As Berdan approached, his grandfather reached out with astonishing swiftness and seized the boy by one thin shoulder—the old man’s big thumb dug in, painful between the bones—and half-shoved half-dragged his grandson through the apartment building’s door membrane, following on the boy’s heels. They stopped in the hallway. Geanar’s thumb tightened on Berdan’s shoulder.
“Now what have you to say for yourself?”
Berdan knew it was a trap. His grandfather wasn’t interested, and anything he had to say would be used against him. But he couldn’t help trying to defend himself. “I—”
“There’s no excuse!” The old man roared down at him, shaking the helpless boy back and forth until his head hurt, until Berdan could no longer control his jaw and bit his tongue.
“Your one business is to do what I say, understand me?”
Berdan said nothing.
“Answer me! What were you up to?”
Having eliminated any possible excuse, why did he now demand one? It was illogical. It was also another trap, Berdan recognized, but one he wouldn’t be permitted to avoid, since any alternative was a good deal more painful to contemplate.
“I got stopped in Deejay Thorens Park…” He was astonished that, this time, his grandfather hadn’t interrupted him. Hoping against long experience that he’d be allowed to finish for once, he rushed on.
“Geeky Kehlson and Crazy Zovich and Stoney Edders wouldn’t let me—”
“Thorens Park?”
Berdan wouldn’t have thought it possible, but Geanar’s complexion grew even redder. His painful grasp tightened even further on the boy’s tender shoulder.
“What were you doing in Thorens Park? There are a dozen patches between Meep’s greasy spoon and there! You think I went to all the effort of calling so you could waste your time—and mine—loafing with your no-good friends?”
Only three such patches existed, in fact, and the “effort” in question consisted of thinking about calling him at Mr. Meep’s. But pointing this out wouldn’t make Berdan’s situation any better. (Nor would trying to wriggle loose from Geanar’s grasp; he’d tried it before, and knew the hard way.) Appea
ling to facts and logic never accomplished anything but making the old man madder.
Inside Berdan, an unbearable mixture of anger, pain, and contempt boiled over. “I wasn’t loafing, and they’re not my friends!”
Still holding Berdan’s shoulder between a thick forefinger and a thicker thumb, which felt to the boy like titanium clamps, Geanar bent down and peered into his grandson’s face. He wasn’t shouting anymore. He’d fallen silent. His lips were compressed into a short, straight line. His color had faded in an instant from reddish-purple to white. Berdan knew this was going to be a bad one.
“Defy all precedent and tell your grandfather the truth, you ill-conceived little barbarian.” Geanar’s roar had diminished to a far more terrifying whisper.
“You’ve been fighting again, haven’t you?”
It was clear to Berdan that, without any evidence or justice, the old man had just convicted him of what was considered in their household the ultimate crime.
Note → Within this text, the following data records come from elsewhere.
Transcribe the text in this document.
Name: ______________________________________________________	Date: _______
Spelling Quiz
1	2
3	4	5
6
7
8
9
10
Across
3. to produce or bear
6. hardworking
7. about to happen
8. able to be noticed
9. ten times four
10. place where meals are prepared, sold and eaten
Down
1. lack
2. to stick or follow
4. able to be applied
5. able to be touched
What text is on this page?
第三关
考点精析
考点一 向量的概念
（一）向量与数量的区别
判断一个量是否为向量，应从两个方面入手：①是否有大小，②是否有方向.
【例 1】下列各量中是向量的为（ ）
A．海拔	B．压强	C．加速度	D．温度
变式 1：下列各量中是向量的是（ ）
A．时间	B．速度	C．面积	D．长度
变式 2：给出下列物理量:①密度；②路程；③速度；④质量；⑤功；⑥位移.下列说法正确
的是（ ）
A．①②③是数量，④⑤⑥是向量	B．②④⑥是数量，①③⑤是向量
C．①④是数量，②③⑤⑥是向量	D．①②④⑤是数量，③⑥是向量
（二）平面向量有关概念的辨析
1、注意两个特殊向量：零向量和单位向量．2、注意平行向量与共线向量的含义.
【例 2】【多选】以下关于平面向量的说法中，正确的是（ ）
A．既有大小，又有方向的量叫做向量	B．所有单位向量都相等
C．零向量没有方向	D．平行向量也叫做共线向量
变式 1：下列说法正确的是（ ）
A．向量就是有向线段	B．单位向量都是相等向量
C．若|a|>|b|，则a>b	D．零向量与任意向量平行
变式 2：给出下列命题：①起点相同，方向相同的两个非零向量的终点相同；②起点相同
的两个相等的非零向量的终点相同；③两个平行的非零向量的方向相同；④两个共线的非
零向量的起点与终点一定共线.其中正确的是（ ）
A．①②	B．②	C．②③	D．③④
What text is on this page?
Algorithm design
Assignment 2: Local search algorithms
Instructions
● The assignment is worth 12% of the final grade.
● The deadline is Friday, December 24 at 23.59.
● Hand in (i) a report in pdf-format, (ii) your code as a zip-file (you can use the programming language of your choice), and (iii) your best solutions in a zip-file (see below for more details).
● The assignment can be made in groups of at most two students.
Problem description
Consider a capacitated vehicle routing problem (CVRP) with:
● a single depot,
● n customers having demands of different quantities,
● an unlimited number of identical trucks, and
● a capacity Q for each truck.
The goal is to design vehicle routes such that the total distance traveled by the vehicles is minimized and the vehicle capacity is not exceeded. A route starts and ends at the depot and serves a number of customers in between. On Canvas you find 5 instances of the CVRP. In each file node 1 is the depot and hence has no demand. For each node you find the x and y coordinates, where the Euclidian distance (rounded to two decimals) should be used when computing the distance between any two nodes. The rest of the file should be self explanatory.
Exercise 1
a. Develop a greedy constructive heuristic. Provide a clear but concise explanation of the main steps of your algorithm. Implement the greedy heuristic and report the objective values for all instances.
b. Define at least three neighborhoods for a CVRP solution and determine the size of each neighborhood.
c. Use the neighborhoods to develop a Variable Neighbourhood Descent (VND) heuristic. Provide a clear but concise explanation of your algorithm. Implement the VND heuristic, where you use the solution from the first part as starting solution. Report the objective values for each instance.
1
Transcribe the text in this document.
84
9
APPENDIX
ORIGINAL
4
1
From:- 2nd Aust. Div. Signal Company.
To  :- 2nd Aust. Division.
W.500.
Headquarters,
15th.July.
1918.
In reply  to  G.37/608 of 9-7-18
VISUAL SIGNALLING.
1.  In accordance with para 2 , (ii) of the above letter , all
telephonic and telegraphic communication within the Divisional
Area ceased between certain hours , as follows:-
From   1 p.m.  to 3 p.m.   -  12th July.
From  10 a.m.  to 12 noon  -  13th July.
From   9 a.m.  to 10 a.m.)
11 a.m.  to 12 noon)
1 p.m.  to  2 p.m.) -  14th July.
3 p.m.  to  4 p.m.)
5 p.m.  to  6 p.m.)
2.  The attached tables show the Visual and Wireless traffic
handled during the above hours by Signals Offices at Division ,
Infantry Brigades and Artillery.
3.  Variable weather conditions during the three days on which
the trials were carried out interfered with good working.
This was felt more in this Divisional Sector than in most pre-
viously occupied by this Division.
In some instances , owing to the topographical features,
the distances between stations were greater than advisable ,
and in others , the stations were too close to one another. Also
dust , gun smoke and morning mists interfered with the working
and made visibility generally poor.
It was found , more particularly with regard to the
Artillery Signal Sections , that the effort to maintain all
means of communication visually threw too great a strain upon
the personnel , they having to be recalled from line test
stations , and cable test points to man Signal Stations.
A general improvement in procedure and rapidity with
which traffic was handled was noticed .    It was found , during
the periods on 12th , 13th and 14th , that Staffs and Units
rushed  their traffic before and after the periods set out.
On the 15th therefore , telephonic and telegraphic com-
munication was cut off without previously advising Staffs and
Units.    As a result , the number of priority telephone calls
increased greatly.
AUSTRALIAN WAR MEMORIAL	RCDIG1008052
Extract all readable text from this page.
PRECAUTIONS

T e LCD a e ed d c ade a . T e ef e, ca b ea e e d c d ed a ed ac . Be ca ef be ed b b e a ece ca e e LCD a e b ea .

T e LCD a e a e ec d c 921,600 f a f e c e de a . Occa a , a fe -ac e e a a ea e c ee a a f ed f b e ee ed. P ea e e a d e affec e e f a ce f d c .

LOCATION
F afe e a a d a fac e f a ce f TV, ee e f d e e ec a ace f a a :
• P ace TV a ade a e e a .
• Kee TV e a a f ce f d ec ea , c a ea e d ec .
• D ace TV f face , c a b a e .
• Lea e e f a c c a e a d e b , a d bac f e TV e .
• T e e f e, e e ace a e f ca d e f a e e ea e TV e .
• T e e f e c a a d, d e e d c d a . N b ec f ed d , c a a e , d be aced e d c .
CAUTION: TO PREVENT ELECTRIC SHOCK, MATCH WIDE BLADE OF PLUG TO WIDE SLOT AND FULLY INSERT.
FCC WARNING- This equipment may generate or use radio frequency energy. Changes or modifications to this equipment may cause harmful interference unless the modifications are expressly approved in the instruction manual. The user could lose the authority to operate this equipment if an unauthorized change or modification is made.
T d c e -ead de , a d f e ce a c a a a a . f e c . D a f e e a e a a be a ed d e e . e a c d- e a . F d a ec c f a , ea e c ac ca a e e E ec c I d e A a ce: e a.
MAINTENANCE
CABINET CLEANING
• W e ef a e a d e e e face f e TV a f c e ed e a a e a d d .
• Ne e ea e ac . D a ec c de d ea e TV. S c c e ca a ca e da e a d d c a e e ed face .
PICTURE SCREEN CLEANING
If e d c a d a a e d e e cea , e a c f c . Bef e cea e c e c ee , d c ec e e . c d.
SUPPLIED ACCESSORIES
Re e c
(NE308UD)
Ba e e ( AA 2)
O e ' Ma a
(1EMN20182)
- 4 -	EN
Geanar wouldn’t listen if he tried to deny the charge. Fear of the great knob-knuckled backs of Geanar’s huge hands put a quaver in Berdan’s voice. “No, Grandfather, I haven’t been fighting.”
Although, he conceded to himself, he’d have fought Geeky and the rest in an instant, if—thanks to Captain Forsyth’s sudden interference—he hadn’t avoided it.
“And now you’re compounding it with lies and backtalk!”
With a melodramatic gesture of disgust, Geanar thrust the boy away from him. Helpless against the old man’s strength, Berdan slammed backward against the corridor wall and hurt his head again. One of the other tenants, old Mrs. Kropotkin it was, poked her curler-covered head out through the membrane of her own apartment door.
“Neighbor”—a warning simmered in her voice—“I’m gonna call Security if you—Dalmeon Geanar, don’t you dast glare at me! Just be grateful I don’t handle you myself!”
Behind the man, she spied Berdan. Her expression brightened, and with it, her tone, “Howdy there, sonny boy! Always remember: illegitimates non carborundum!”